Relativiert werden diese Zahlen durch die desaströse Wahlbeteiligung bei allen 1999 stattgefundenen Landtags- und Kommunalwahlen (50%-65%). Es sei darauf hingewiesen, dass der "Durchmarsch" der CDU in NRW stattgefunden hat, obwohl auch sie an absoluten Stimmen verloren hat. Die prozentuale Steigerung der CDU um örtlich bis zu 20% lag schlicht daran, dass sich rund die Hälfte der Wahlbeteiligten dm Wahlgang verweigert hat. Ich bin übrigens davon überzeugt, dass diese Entscheidung der "Wahlverweigerer" zu einem großen Prozentsatz eine bewusste politische Entscheidung war.
Wichtig hierbei ist zu erkennen, dass es keinesfalls nur um irgendwelche zahlen, sondern durchaus um relevante Indikatoren für die Qualität von Demokratie geht.
Ein Beispiel: Wenn nur 50% der Wahlberechtigten überhaupt ihre Stimme abgeben und eine Partei oder ein/e Kandidat/in – im besten Falle – 50% davon erhält, so heißt das im Klartext: Diese Person oder Partei legitimiert sich mit max. 25% der möglichen Stimmen!

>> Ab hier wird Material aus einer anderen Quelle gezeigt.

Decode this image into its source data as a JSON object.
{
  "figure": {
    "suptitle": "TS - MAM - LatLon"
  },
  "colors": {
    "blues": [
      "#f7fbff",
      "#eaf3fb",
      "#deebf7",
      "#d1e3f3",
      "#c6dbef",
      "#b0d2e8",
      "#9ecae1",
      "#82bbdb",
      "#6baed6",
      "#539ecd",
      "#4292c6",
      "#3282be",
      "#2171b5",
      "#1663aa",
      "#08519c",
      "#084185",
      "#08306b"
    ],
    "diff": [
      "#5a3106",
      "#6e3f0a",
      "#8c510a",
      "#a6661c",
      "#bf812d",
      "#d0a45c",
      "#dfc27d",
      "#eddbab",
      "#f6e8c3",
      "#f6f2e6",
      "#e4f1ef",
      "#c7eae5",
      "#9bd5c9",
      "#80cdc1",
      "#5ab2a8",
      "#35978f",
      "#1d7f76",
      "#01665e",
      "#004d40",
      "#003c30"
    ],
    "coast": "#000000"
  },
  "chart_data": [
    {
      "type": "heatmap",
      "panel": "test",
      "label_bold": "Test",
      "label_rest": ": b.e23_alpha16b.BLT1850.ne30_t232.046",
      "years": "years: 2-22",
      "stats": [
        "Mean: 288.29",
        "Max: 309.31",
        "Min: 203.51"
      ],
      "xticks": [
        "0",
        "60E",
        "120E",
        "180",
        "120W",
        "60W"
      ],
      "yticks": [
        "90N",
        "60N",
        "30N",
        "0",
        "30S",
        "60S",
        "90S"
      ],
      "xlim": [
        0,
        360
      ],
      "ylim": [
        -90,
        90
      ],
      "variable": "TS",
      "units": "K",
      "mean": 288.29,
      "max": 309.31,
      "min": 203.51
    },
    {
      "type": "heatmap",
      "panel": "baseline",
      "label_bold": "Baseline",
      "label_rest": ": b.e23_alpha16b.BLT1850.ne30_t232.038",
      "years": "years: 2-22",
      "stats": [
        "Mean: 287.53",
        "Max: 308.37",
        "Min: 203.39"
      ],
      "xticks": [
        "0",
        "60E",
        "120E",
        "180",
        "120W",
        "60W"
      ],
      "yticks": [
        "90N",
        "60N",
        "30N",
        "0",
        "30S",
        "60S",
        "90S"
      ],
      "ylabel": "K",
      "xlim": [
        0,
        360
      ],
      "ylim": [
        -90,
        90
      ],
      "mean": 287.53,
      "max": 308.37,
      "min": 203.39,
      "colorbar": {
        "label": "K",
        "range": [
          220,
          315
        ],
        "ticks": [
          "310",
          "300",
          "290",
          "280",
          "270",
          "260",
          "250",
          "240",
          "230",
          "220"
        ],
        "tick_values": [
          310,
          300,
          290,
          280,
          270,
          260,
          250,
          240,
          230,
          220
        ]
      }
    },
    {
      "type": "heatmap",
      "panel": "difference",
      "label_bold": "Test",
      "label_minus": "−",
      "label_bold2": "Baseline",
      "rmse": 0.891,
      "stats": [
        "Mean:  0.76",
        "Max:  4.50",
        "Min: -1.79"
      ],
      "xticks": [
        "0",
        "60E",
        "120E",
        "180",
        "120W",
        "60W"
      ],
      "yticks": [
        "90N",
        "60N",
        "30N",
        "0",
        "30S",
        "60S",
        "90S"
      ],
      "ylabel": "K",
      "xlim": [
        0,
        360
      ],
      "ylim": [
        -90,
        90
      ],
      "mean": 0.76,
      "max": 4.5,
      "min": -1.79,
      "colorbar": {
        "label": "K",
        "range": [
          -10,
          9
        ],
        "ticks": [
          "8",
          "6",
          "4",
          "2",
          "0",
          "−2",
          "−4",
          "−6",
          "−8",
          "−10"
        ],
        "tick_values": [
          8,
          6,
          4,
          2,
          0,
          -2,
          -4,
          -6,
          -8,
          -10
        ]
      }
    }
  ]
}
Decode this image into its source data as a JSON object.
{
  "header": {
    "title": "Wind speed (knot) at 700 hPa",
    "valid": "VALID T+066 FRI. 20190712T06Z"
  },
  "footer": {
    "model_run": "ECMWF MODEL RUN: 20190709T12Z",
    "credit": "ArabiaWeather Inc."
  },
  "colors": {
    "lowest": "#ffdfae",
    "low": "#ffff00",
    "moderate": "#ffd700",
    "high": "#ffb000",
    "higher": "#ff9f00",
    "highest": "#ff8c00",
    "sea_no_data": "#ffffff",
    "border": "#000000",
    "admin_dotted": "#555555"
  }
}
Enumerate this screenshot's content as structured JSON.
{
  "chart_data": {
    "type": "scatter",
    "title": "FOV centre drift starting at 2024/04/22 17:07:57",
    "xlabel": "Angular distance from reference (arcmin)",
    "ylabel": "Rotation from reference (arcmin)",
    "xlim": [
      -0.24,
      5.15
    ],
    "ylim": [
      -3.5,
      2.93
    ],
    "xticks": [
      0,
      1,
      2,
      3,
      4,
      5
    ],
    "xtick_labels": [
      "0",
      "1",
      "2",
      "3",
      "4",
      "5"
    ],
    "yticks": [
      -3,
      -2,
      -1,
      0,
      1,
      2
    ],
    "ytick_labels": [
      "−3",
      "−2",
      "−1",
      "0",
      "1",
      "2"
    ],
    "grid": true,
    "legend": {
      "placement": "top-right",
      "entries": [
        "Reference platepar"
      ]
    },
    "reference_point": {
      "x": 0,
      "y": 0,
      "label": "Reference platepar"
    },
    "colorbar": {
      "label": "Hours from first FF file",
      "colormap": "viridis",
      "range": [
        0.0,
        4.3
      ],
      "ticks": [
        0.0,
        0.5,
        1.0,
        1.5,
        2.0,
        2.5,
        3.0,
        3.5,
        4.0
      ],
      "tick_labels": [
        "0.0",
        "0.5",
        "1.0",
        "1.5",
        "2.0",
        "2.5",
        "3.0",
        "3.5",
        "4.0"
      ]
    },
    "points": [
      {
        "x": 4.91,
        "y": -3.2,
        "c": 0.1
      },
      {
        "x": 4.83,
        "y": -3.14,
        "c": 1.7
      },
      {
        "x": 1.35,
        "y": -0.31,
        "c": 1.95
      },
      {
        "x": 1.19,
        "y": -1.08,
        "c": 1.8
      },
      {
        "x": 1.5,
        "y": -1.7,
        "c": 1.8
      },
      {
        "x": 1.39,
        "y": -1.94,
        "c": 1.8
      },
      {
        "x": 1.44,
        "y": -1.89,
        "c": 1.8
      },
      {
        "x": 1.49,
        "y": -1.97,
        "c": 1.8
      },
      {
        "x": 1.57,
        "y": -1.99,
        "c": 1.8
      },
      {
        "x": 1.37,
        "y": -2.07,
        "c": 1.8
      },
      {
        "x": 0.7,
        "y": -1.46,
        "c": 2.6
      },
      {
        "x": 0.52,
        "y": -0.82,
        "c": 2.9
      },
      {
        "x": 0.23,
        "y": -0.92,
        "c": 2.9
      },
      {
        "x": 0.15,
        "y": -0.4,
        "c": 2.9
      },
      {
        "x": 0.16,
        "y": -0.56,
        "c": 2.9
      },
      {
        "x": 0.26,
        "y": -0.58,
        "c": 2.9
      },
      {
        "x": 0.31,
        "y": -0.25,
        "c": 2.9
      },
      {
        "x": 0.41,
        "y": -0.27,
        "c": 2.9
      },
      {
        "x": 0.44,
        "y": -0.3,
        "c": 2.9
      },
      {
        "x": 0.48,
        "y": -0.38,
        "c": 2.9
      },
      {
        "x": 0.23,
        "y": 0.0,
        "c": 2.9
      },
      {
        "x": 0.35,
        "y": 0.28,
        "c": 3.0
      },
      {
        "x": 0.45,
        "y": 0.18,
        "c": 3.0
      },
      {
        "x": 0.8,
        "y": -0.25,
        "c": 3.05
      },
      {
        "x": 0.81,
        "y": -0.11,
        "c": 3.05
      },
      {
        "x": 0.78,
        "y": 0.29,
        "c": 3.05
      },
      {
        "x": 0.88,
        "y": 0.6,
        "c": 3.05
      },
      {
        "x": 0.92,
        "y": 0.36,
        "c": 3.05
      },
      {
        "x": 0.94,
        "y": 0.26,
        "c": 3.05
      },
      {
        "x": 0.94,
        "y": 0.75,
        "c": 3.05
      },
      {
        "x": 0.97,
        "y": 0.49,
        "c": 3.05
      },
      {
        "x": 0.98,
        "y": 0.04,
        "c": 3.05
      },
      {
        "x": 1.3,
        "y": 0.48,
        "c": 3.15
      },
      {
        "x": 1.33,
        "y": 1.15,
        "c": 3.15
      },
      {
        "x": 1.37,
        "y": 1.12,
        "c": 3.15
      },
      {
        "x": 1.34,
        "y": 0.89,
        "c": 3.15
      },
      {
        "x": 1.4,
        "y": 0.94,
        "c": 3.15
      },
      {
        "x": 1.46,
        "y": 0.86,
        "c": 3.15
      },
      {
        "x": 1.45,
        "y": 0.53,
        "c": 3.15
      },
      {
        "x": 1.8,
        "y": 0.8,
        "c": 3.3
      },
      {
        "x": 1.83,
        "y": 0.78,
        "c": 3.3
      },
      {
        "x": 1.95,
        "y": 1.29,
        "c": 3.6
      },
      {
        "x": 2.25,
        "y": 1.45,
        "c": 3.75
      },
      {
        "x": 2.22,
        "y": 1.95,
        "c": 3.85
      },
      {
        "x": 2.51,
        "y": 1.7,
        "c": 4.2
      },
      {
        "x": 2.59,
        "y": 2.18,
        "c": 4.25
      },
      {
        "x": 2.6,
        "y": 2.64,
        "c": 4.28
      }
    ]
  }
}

Umgerechnet auf die Bundestagswahl, bei denen sich eine Partei i.d.R. Schon mit rund 40% der für ihren Verein abgegebenen Stimmen ganz legitim als "Sieger" gerieren kann, heißt das bei einer Wahlbeteiligung von bisher durchschnittlich rund 80%, dass sich die "führende Partei" bei diesem durchschnittlichen Zahlenbeispiel auf 32% der tatsächlich wahlberechtigten Bevölkerung stützen kann.
Pikant bei solcherart Wahlen ist auch das Selbstverständnis der zur Wahl Stehenden. So geriert sich der abgehalfterte West-Import Prof. Kurt Biedenkopf in Sachsen als "König Kurt". Der wiedergewählte Ministerpräsident dieses Bundeslandes wird so auch in den Medien, von den Anderen Parteien und der Masse der Bevölkerung tituliert. Wohl kaum nur ein "Scherz", geschweige denn eine freud'sche Fehlleistung, wenn man im Vergleich die TV-Berichterstattung der NRW-Kommunalwahl verfolgt hat. Dort formulierten die jeweiligen Spitzenvertreter von CDU und SPD nach Bekanntgabe der einzelnen örtlichen Ergebnisse wortgleich: "wir haben die Stadt X gewonnen" bzw. "Wir haben die Stadt Y verloren".
Eine wirkliche "Monoloply"-Mentalität, die durch die Erkenntnis und Erfahrung erklärbar wird, wie solche Stadt-, Landes- und auch Bundesregierungen unter dem Diktat der Konzerne die Region(en) und ihre Menschen quasi in Feudalmanier als Verfügungsmasse beherrschen. Demokratie? Wohl Fehlanzeige.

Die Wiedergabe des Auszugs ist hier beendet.